MaineCare covers 2/3 of nursing home residents, but pays only 69% of the private-pay rate for care of some of the highest acuity patients in the USA. Likewise, MaineCare’s reimbursement rate for its popular assisted living program, one of the largest in the country, is only half of the private rate.
State revenues are flat or falling while MaineCare expenses continue to rise, creating a well-publicized budget crisis. Solutions are few. Further cutting providers bodes ill for LTC access and quality, but reducing benefits for the poor or robbing education to make budget ends meet are also objectionable.
Our analysis of the LTC financing challenge in Maine suggests a different approach to the problem. Many people assume that any effort to reduce MaineCare expenditures constitutes an attack on the poor. Yet, we found in this study that MaineCare LTC benefits are readily available to the middle-class, affluent and even the wealthy.

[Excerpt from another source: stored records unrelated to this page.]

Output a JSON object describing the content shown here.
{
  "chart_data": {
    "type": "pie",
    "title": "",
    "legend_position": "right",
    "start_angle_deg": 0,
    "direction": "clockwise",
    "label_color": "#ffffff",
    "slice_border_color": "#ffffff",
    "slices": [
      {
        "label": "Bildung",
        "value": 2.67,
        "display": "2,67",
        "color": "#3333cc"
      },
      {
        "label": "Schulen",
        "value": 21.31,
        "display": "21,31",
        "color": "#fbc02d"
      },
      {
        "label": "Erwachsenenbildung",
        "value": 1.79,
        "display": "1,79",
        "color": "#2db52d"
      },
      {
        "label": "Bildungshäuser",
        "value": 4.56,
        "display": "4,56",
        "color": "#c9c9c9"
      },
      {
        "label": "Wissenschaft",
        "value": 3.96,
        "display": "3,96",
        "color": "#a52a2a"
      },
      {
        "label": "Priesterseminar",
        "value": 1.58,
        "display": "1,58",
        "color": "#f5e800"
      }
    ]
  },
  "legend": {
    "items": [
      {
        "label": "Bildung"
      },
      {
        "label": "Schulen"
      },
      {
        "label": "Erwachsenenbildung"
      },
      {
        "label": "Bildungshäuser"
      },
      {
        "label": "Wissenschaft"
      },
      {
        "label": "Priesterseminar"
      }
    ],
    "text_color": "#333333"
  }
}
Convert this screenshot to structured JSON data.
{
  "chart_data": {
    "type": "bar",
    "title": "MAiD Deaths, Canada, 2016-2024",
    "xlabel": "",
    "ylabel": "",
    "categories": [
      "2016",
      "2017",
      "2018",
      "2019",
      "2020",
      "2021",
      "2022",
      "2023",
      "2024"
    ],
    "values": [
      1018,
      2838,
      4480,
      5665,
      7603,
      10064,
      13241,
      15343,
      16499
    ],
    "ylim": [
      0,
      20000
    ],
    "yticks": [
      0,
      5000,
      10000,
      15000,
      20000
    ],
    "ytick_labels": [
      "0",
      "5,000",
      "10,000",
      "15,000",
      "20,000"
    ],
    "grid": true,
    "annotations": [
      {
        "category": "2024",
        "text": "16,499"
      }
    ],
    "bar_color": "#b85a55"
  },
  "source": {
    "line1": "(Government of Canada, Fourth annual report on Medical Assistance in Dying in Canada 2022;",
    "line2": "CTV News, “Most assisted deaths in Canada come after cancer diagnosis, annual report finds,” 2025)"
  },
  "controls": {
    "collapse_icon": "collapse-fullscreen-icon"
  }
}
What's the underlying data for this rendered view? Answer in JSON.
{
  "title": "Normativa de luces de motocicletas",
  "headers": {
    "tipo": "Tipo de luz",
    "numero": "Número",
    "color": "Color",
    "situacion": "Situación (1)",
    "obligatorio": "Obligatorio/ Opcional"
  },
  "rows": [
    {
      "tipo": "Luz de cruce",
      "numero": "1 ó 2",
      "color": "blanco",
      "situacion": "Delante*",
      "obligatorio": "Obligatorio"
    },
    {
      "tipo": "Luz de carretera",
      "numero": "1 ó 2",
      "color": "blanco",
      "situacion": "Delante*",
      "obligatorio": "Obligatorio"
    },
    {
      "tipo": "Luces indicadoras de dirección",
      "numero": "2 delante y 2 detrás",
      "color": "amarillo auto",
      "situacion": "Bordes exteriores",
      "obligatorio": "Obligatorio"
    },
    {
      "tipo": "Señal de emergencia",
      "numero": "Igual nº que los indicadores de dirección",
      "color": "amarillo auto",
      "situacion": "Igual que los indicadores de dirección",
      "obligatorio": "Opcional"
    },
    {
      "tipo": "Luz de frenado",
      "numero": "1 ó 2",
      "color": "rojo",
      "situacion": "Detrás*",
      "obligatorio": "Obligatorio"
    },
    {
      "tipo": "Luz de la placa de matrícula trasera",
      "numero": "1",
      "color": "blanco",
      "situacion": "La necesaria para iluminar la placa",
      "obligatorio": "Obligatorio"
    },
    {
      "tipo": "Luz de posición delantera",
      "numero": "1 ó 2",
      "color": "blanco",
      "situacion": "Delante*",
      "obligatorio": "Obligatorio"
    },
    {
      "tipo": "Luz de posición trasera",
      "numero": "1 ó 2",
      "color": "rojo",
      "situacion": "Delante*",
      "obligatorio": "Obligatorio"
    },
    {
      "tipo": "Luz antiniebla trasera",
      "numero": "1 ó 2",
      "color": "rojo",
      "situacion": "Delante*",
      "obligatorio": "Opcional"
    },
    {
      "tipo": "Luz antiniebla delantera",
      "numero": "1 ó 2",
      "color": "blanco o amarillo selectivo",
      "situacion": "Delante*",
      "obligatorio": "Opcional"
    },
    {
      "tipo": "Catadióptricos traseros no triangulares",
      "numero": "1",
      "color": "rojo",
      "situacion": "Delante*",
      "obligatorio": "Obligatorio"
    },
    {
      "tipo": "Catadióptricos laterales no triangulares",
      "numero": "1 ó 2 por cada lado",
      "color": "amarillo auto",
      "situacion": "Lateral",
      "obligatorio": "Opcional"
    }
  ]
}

We verified practices that allow MaineCare LTC applicants to protect hundreds of thousands of dollars without penalty immediately before becoming eligible. We verified official policies that ensure virtually anyone can qualify quickly for MaineCare’s LTC benefits due to exorbitantly generous income and asset exemptions.
Are MaineCare officials at fault in this regard? Not at all. They are constrained by federal laws and regulations that compel them to enforce these easy-eligibility policies. In past years, Maine had some flexibility within the generous federal eligibility policies to tighten up in certain ways. No longer. Because of the health reform law’s “maintenance of effort” (MOE) requirement, MaineCare is locked into its most generous policies that were adopted in better economic times.
Options are few. The state can recover more forcefully from the estates of deceased recipients and their spouses because MOE does not apply there. Public officials could encourage people to plan to pay privately for LTC with insurance or home equity conversion. But “jawboning” responsible consumer behavior will likely have little impact as long as people can ignore LTC risk and cost and still protect ¾ of a million dollars of home equity, use annuities to shelter unlimited assets and retain many other resources without limit.
Even if Maine successfully challenges the MOE rule, the state will remain constrained by federal law to enforce extremely generous federal eligibility policies. Maine could request a waiver of federal law on an experimental basis to tighten eligibility policies, but no such waiver has ever been requested before, much less granted.
Under current constraints the only option to solve the problem fully is to defy the counterproductive federal rules, independently implement eligibility policies that target scarce public LTC resources to the truly needy, risk losing federal Medicaid matching funds, and challenge federal officials to defend the objectionable policies that rob LTC benefits from the poor and shower them on the well-to-do.
Short of such civil disobedience, Maine’s most promising strategy is to redouble efforts to escape the MOE constraints and implement the recommendations listed at the end of this report.